16/01/2018

Viagens com musgos


Huperzia selago (L.) Bernh. ex Schrank & Mart.


Por ser parecida com um ramo de abeto (fir) e no seu primivitismo lembrar um musgo, os anglo-saxónicos chamam fir clubmoss a esta planta. Se a comparação com o abeto é apropriada e inocente, pois ninguém vai confundir estas hastes atarracadas, de 5 a 20 cm de altura, com um árvore de grande porte (nem com um rebento, pois as árvores não crescem curvadas), já o chamar-lhe musgo pode induzir em erro. Há de facto musgos, como o Polytrichum comune, com aspecto vagamente semelhante, mas a H. selago é uma planta vascular e não um musgo. Situa-se, é verdade, na base da árvore evolutiva, e tem por isso o privilégio de encabeçar a listagem da flora de muitos dos países dos quais é nativa. Na Europa continental, onde é a única espécie do seu género, essa primazia é incontestada, mas na Ásia e na América já tem que disputar o seu lugar com numerosas congéneres. Preferindo climas frios e lugares húmidos, é mais abundante no norte da Europa do que no sul, onde se refugia em áreas montanhosas e, às vezes, aproveita o aconchego da neve a mais de 2000 metros de altitude. Está presente nas principais cadeias montanhosas ibéricas, mas Portugal fica fora do seu mapa de distribuição. O que não é grande motivo de queixa, pois Madeira e Açores acolhem duas espécies endémicas do género, Huperzia dentata e Huperzia suberecta, e a segunda delas só se diferencia da H. selago pela (pouco) maior envergadura e por caracteres microscópicos como a ornamentação dos esporos.

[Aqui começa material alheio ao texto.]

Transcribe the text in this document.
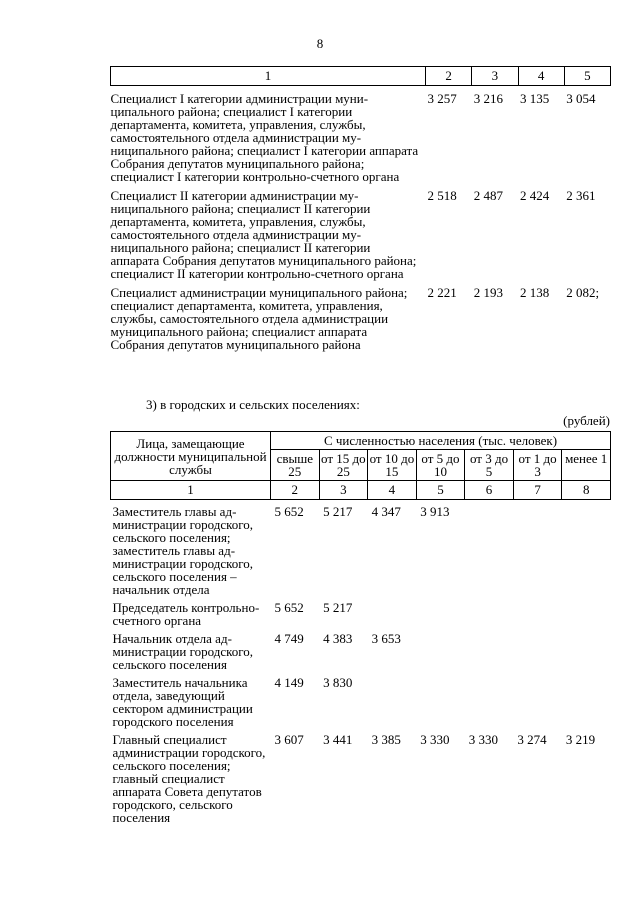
8
1	2	3	4	5
Специалист I категории администрации муниципального района; специалист I категории департамента, комитета, управления, службы, самостоятельного отдела администрации муниципального района; специалист I категории аппарата Собрания депутатов муниципального района; специалист I категории контрольно-счетного органа	3 257	3 216	3 135	3 054
Специалист II категории администрации муниципального района; специалист II категории департамента, комитета, управления, службы, самостоятельного отдела администрации муниципального района; специалист II категории аппарата Собрания депутатов муниципального района; специалист II категории контрольно-счетного органа	2 518	2 487	2 424	2 361
Специалист администрации муниципального района; специалист департамента, комитета, управления, службы, самостоятельного отдела администрации муниципального района; специалист аппарата Собрания депутатов муниципального района	2 221	2 193	2 138	2 082;
3) в городских и сельских поселениях:
(рублей)
Лица, замещающие должности муниципальной службы	С численностью населения (тыс. человек)						
	свыше 25	от 15 до 25	от 10 до 15	от 5 до 10	от 3 до 5	от 1 до 3	менее 1
1	2	3	4	5	6	7	8
Заместитель главы администрации городского, сельского поселения; заместитель главы администрации городского, сельского поселения – начальник отдела	5 652	5 217	4 347	3 913			
Председатель контрольно-счетного органа	5 652	5 217					
Начальник отдела администрации городского, сельского поселения	4 749	4 383	3 653				
Заместитель начальника отдела, заведующий сектором администрации городского поселения	4 149	3 830					
Главный специалист администрации городского, сельского поселения; главный специалист аппарата Совета депутатов городского, сельского поселения	3 607	3 441	3 385	3 330	3 330	3 274	3 219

Uma característica em que a Huperzia é mais primitiva do que outras licopodeáceas é que a sua parte fértil não se distingue claramente da parte estéril: os esporângios estão aninhados nas axilas das folhas terminais das hastes (3.ª foto), folhas essas idênticas na forma e no tamanho às que estão situadas mais abaixo. Em géneros mais evoluídos, como Lycopodium e Diphasiastrum, os esporângios aparecem agrupados em espigas terminais perfeitamente destacadas (exemplos: 1, 2). Mesmo o licopódio-dos-brejos (Lycopodiella inundata), que na Europa leva a medalha de prata em primitivismo, apresenta uma diferenciação, embora menos óbvia, entre a parte da planta que produz os esporângios (que é a porção engrossada e terminal das hastes erectas — foto aqui) e a parte estéril (caules rastejantes e metade inferior das hastes erectas). Também considerado primitivo é o tipo de crescimento dicotómico da Huperzia, com as hastes sempre ascendentes bifurcando-se sucessivamente.

Encontrámos a Huperzia selago a uns modestos 1300 m de altitude, algures na cordilheira cantábrica. Nos meses de Inverno o branco dos afloramentos calcários é reforçado pelo branco da neve, e nenhuma outra cor é permitida na paisagem. Era isso que nos diziam um frio e um vento cortantes, atípicos do mês de Maio que atravessávamos. Só para confirmação, as nuvens negríssimas não tardaram em largar uma forte carga de granizo, obrigando-nos a abreviar a excursão.

1 comentário :

bea disse...

É caso para dizer que pagaram por terem encontrado a planta nos montes cantábricos; não é muito agradável lidar com chuva, frio e granizo:).